Note, of course, that this does not imply that education can't have as one of its goals giving people what they need to be productive, competitive workers. But if you are judging everything in education on whether it is conducive to this end, you are advocating an educational system in which people are treated like tools and not like people -- in other words, a machine for enslavement.
(4) Of course, part of the problem with liberal arts is due to the academics who are supposed to teach them. 'Liberal arts' have always been those arts or disciplines that are suitable by nature to free people, but with the older meaning of the term they were envisioned as literally skills -- things like being able to add, or understanding how to use geometry, or being able to write and deliver a speech. This was well-defined. The more modern usage is not well-defined at all, and includes all sorts of content that may or may not give skills in the sense that used to be meant. And the result is that what you get is very much more of a mixed bag, and it's harder to tell whether you're getting quality. But it's still possible to do so. And the capacity of these things to improve one's character as a free person should always be foremost in one's evaluation. Jane Austen is worth learning because people who read Austen are people whose lives have value that is independent of their usefulness as labor. Other things, like (say) Zombie Studies, may not be as good as Austen for this while still contributing to this to some extent.

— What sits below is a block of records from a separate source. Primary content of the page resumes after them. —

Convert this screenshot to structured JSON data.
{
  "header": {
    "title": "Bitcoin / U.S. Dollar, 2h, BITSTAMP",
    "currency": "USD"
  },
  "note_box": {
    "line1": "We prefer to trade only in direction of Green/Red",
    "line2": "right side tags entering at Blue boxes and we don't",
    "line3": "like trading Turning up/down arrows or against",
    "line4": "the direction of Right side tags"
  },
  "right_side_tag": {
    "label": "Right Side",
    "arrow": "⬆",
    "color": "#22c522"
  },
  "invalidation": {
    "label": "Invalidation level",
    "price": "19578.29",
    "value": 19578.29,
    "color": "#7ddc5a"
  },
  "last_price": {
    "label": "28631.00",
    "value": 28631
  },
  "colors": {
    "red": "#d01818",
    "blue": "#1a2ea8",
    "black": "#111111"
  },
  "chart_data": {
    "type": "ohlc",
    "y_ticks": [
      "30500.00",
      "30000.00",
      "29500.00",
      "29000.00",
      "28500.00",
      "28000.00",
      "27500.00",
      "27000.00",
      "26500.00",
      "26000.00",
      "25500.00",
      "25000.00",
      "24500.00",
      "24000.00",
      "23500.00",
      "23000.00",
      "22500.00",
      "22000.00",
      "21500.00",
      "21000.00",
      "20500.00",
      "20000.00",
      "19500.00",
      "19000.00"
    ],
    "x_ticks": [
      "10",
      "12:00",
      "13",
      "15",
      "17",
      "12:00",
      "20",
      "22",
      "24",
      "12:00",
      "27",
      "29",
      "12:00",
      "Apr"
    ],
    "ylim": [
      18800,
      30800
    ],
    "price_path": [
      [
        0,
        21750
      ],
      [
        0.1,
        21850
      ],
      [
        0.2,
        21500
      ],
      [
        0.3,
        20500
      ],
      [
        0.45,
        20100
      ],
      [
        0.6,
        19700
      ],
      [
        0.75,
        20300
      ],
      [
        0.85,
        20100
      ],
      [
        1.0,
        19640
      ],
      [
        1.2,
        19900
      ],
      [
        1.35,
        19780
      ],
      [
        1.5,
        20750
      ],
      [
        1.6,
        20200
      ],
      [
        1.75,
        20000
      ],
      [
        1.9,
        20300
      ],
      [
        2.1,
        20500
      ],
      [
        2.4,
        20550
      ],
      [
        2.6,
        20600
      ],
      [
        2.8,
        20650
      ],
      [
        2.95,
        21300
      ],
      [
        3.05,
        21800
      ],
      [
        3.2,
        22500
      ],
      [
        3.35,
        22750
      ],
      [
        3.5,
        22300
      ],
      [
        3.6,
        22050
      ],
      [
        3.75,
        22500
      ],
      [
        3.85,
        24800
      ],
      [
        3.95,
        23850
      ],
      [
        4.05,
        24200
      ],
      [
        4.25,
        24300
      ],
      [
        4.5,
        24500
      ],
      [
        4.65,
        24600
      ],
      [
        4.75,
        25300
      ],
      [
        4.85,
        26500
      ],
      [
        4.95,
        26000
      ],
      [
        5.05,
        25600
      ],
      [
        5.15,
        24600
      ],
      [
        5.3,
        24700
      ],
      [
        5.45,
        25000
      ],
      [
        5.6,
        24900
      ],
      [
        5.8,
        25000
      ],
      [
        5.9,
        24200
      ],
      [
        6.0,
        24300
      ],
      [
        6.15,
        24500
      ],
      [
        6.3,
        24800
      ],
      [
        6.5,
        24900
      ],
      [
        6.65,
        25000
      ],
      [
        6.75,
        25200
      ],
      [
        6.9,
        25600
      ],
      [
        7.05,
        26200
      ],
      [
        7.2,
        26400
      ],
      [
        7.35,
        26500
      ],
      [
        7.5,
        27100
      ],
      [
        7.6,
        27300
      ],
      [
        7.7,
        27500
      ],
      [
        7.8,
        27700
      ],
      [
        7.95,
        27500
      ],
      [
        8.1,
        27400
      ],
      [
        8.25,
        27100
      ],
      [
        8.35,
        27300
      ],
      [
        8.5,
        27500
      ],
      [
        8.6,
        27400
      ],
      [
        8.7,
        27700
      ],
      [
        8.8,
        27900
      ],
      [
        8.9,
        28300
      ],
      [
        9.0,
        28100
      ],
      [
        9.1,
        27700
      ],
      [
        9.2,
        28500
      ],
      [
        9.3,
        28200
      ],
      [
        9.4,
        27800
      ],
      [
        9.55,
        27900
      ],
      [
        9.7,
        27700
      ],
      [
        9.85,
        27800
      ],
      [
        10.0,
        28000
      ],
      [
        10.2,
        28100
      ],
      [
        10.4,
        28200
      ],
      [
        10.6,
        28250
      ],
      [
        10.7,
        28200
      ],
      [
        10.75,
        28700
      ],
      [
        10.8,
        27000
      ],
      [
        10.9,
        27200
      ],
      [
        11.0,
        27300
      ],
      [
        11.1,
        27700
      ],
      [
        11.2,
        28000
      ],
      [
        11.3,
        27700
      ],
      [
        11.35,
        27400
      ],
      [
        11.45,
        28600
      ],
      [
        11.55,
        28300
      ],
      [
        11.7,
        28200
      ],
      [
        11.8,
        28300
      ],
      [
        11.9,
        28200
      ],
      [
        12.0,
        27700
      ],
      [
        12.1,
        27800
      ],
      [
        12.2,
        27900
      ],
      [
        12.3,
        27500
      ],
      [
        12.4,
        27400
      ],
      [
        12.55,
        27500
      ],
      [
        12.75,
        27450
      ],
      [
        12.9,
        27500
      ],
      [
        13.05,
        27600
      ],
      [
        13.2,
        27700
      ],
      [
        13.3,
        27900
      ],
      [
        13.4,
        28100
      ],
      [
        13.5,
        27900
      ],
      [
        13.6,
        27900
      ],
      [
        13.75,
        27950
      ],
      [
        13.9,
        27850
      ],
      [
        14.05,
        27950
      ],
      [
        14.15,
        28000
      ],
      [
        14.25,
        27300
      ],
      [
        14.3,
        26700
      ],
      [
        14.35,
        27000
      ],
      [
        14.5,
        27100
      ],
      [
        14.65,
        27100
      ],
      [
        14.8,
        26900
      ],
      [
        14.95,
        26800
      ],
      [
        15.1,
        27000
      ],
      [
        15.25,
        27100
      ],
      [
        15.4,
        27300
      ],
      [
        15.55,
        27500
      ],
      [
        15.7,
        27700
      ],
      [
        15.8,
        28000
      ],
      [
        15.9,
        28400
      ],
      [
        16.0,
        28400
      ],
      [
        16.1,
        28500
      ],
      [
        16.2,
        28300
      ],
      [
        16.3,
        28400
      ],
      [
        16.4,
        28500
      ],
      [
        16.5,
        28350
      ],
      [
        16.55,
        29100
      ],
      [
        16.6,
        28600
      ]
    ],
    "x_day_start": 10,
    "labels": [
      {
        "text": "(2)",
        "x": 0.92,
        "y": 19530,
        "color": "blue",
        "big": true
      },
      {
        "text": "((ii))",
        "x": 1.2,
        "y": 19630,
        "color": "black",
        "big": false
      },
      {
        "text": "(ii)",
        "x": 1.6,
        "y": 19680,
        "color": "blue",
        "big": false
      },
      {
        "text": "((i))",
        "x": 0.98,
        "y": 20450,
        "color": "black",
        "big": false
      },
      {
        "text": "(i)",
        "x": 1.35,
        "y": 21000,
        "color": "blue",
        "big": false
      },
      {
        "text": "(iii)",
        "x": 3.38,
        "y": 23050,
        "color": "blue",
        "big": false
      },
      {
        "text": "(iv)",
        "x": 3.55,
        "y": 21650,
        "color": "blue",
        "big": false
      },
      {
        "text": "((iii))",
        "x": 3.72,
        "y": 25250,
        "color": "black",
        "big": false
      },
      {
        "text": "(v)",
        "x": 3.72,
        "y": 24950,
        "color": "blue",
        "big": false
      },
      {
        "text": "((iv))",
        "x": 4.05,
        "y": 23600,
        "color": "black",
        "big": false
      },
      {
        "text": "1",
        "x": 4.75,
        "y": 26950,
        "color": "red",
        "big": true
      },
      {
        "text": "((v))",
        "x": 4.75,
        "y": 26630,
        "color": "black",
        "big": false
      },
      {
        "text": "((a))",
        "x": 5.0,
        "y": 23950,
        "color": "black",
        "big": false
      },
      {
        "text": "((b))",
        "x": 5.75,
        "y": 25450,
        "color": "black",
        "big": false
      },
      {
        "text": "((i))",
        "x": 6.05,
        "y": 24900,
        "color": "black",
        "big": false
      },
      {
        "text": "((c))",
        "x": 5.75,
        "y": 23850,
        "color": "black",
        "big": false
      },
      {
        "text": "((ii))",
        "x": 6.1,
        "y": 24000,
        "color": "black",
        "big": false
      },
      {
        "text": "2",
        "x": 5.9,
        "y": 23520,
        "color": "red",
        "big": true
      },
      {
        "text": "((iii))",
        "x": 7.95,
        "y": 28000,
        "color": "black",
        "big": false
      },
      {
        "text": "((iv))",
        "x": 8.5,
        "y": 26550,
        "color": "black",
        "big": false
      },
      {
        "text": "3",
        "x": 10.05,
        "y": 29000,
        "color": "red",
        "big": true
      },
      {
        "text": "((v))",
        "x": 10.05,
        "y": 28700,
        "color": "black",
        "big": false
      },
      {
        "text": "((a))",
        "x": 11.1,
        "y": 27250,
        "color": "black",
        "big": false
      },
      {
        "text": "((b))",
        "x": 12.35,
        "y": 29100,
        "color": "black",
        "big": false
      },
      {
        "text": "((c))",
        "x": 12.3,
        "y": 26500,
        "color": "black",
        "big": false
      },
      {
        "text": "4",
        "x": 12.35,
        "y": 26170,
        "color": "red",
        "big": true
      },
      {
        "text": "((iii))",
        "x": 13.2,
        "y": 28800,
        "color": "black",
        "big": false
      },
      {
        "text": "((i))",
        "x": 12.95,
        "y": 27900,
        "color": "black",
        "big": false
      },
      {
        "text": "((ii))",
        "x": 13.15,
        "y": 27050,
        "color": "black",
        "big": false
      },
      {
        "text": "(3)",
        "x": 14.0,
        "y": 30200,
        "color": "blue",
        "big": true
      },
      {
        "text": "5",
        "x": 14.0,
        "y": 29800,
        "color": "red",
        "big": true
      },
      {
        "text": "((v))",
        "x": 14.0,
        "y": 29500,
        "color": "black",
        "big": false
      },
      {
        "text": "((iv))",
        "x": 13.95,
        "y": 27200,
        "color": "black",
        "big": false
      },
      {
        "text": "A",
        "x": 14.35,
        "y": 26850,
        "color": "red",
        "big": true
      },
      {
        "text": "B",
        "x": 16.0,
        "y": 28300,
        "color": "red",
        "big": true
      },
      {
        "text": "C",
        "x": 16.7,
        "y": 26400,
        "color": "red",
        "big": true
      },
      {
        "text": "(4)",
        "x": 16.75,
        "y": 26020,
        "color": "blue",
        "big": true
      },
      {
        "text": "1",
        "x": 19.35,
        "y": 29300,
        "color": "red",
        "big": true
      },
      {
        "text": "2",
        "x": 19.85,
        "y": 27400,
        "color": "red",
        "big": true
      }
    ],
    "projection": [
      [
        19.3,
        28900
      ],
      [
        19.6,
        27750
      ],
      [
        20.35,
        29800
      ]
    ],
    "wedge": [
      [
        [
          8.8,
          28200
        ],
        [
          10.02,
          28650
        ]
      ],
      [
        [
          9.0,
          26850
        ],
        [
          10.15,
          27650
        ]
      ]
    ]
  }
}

(5) But through it all we should remember that the liberal arts simply don't depend on the collegiate system; it depends on them, whether it acknowledges that fact or not. If the whole college system were to go bottoms up, people would still practice the liberal arts. There are real benefits to having educational institutions that support the liberal arts, but those institutions aren't essential to the arts. And I think this ends up being important. One reason why the liberal arts struggle is that so many people think of them as something you only do in college. This is clearly false. But as long as it is not recognized as false, people will never appreciate how much of what we call civilization is actually constructed entirely out of the liberal arts, or how much the liberal arts are a part of their lives when they aren't merely serving someone else's demands. Do you want people to appreciate the liberal arts? Start reminding them that their minds and hearts are free, and that they themselves show their true value in acts of liberty rather than in acts of servility.